Auguste Rodin (1840-1917)
Auguste Rodin (1840-1917)

Le baiser, 4ème réduction ou petit modèle

Details
Auguste Rodin (1840-1917)
Le baiser, 4ème réduction ou petit modèle
signed 'Rodin' (on the front) and inscribed with foundry mark 'F. BARBEDIENNE. Fondeur' (on the left side of the base)
bronze with brown patina
Height: 10 1/8 in. (25.3 cm.)
Conceived in 1886; this version reduced in 1898; this bronze version cast in October 1906
Provenance
Mrs. B. Ashley-Malim, Great Britain.
Private collection, Great Britain (gift from the above, 1980) Anon. sale, Christies, London, 7 December 1999, lot 152.
Anon. sale, Sotheby's, New York, 5 November 2004, lot 104.
Acquired at the above sale by the present owner.
Literature
G. Grappe, Catalogue du Musée Rodin, Paris, 1927, p. 47, nos. 91-92 (marble version illustrated, no. 91).
G. Grappe, Catalogue du Musée Rodin, Paris, 1944, no. 71 (larger marble version illustrated).
G. Grappe, Le Musée Rodin, Paris, 1947, p. 142, pl. 71 (marble version illustrated).
C. Goldscheider, Rodin, sa vie, son oeuvre, son héritage, Paris, 1962, p. 49 (marble version illustrated).
A.E. Elsen, Rodin, New York, 1963, p. 218 (larger bronze version illustrated, p. 63).
B. Champigneulle, Rodin, London, 1967, pp. 157 and 282, nos. 78-79 (marble version illustrated, pp. 162-163).
R. Descharnes and J.-F. Chabrun, Auguste Rodin, Lausanne, 1967, p. 130 (larger marble version illustrated in color, p. 131).
I. Jianou and C. Goldscheider, Rodin, Paris, 1967, p. 100 (marble version illustrated, pl. 55; detail of marble version illustrated, pl. 54).
L. Goldscheider, Rodin Sculptures, London, 1970, p. 121, no. 49 (marble version illustrated).
J.L. Tancock, The Sculpture of Auguste Rodin, Philadelphia, 1976, pp. 72, 90 and 108 (marble version illustrated, p. 77).
N. Barbier, Marbres de Rodin: Collection de Musée Rodin, Paris, 1987, pp. 184 and 258, no. 79 (marble version illustrated, p. 185).
A.E. Elsen, Rodin's Art, The Rodin Collection of the Iris & B. Gerald Cantor Center for the Visual Arts at Stanford University, New York, 2003, pp. 214-215, no. 49 (larger bronze version illustrated).

Lot Essay

This work will be included in the forthcoming Auguste Rodin catalogue critique de l'oeuvre sculpté currently being prepared by the Comité Rodin at Galerie Brame et Lorenceau under the direction of Jérôme Le Blay under the archive number 2004V505B.

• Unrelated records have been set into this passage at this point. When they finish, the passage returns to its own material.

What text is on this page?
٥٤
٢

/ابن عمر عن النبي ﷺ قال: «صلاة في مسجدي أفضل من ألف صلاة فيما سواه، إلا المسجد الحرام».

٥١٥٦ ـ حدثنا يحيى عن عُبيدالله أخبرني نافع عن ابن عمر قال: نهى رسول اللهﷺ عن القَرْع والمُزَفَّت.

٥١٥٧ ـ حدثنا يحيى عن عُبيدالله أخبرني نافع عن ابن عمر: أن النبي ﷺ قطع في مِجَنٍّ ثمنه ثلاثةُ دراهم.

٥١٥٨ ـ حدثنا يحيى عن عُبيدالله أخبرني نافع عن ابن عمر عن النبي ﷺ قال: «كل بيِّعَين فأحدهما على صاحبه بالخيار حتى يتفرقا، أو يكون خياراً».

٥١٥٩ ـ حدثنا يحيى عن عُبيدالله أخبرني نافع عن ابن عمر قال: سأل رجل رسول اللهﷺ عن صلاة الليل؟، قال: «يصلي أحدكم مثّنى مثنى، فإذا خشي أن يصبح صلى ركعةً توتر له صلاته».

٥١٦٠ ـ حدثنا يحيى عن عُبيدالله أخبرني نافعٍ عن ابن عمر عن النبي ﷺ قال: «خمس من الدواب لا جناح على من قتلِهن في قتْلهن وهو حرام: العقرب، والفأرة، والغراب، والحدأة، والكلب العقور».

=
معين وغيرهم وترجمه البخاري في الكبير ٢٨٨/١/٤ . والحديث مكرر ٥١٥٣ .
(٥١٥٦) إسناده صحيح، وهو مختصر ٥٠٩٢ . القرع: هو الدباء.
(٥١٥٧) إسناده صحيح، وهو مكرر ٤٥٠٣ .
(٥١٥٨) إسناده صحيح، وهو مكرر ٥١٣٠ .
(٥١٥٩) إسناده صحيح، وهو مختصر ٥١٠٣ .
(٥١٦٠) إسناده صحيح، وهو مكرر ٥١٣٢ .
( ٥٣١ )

Le baiser was originally planned for one of the doors of La porte de l'Enfer but it was removed from the final design because Rodin considered it too large. The inspiration for the sculpture was taken from Dante's Inferno and represents the two lovers Paolo Malatesta and Francesca de Rimini. Of all Dante's love stories, this forbidden liaison, so reminiscent of courtly love, had the greatest resonance for a late 19th century audience. Although Le baiser is usually dated 1886, the subject was likely conceived much earlier. There is a similar group of embracing lovers in the clay model of La porte de l'Enfer which Rodin probably executed not long after he received the commission in 1880, and its subject and style is also related to L'éternel Printemps which was probably modeled in 1884. In 1887 Rodin executed a life-size version in painted plaster that came to be known as François da Rimini and was exhibited in 1887 in Brussels. Following his election to the Legion d'Honneur that same year, the French government commissioned him to execute a monumental marble version of the plaster. Work progressed slowly and the marble sculpture, now known as Le baiser, was finally exhibited at the Paris Salon of 1898.